Tout le mois de juillet, Zone Critique vous fait vivre le festival d’Avignon In et Off. Dans le Journal d’Avignon, retrouvez les conseils et critiques de chacun.e de nos rédacteur.ices présent.e.s en terre papale. Dans ce journal, je m’arrête sur deux pièces du OFF particulièrement marquantes qui interrogent les traumatismes : le viol et l’exil.

La reconstruction post-traumatique de Blanche Baillard

© Giovanni Cittadini Cesi

Valéry Lévy questionne – avec une grande subtilité – les mécanismes complexes du stress post-traumatique et montre comment la caméra ne suffit pas à apaiser le mal qui ronge cette femme

Avec J’avais ma petite robe à fleurs, Valerie Lévy et Nadia Jandeau (à la mise en scène) invitent à interroger la reconstruction d’une femme, Blanche Baillard, après le traumatisme d’un viol par deux jeunes hommes jugés et incarcérés depuis. À travers le témoignage audiovisuel, Blanche aspire à oublier, à se reconstruire après l’épisode traumatique du viol. Blanche cherche, par le récit de son expérience à la télévision, une issue qui apparaît comme le dernier recours face à la douleur tant les autres remèdes s’avèrent inefficaces. Seulement, Nadia Jandeau questionne – avec une grande subtilité – les mécanismes complexes du stress post-traumatique et montre comment la caméra ne suffit pas à apaiser le mal qui ronge cette femme.

Alice de Lencquesaing incarne avec justesse cette femme brisée, mais pleine d’espoir. Elle arrive à toucher le spectateur en développant un personnage riche et touchant qui émeut par son histoire, par la manière dont elle affronte ses démons avec courage.

Quant à la caméra, elle se justifie largement par l’idée du témoignage en direct qui apporte un autre point de vue à ce récit difficile.

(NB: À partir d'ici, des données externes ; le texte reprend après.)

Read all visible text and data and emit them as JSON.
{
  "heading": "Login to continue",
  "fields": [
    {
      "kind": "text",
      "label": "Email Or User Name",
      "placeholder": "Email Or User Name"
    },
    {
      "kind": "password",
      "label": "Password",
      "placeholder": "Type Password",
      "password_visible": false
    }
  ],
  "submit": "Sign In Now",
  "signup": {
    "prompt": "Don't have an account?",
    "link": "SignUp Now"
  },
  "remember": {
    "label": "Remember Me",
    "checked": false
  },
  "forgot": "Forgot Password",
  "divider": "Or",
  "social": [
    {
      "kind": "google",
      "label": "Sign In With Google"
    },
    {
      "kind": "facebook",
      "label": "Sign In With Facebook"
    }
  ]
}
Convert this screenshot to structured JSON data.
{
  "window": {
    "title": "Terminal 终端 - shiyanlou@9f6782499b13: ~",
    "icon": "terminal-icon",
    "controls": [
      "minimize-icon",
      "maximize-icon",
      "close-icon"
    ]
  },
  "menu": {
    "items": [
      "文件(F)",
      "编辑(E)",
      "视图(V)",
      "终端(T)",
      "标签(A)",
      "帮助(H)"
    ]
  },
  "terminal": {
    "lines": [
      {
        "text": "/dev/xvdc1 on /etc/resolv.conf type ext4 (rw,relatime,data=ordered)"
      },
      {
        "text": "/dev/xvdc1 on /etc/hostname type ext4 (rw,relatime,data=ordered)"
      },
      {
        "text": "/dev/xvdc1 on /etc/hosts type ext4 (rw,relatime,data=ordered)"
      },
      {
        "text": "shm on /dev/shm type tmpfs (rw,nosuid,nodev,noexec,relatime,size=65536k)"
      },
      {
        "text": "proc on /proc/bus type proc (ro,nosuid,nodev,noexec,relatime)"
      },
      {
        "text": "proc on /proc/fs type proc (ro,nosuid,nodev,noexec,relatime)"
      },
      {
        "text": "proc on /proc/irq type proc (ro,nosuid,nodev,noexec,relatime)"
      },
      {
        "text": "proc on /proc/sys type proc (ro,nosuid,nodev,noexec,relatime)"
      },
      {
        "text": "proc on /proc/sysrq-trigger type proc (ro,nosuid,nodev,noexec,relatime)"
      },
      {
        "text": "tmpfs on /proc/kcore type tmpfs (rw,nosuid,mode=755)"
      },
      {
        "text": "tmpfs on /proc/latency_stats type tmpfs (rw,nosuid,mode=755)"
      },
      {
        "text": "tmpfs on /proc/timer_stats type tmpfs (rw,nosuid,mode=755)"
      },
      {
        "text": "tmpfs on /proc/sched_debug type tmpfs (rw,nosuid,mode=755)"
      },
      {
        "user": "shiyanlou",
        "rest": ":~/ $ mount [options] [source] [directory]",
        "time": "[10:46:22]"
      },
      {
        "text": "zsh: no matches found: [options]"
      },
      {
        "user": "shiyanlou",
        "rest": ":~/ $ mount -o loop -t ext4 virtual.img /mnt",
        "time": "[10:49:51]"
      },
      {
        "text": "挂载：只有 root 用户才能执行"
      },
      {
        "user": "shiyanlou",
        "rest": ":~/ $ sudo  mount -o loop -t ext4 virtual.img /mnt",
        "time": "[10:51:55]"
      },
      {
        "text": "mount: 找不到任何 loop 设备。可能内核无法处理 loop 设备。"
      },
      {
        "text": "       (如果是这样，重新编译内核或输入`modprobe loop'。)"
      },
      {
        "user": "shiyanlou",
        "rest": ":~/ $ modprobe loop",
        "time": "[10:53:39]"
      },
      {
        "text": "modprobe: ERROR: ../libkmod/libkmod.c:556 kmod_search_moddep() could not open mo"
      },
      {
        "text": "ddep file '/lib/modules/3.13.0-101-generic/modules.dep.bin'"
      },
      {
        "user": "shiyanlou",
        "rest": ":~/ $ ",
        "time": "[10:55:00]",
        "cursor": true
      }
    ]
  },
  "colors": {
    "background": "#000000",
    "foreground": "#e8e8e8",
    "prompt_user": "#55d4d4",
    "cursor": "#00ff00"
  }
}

Une caméra perverse qui oblige à dire et à redire encore alors qu’elle souhaite désespérément tirer un trait sur le traumatisme, une caméra qui oblige à voir ce qu’elle a été et ce qu’elle est devenue depuis cette tragique soirée… Toutefois, on peut s’interroger sur la pertinence des images tournées en amont – à l’extérieur – qui ne sont pas forcément nécessaires. Ce détail n’empêche pas à J’avais ma petite à fleurs de briller par son ton et par le réalisme de la situation.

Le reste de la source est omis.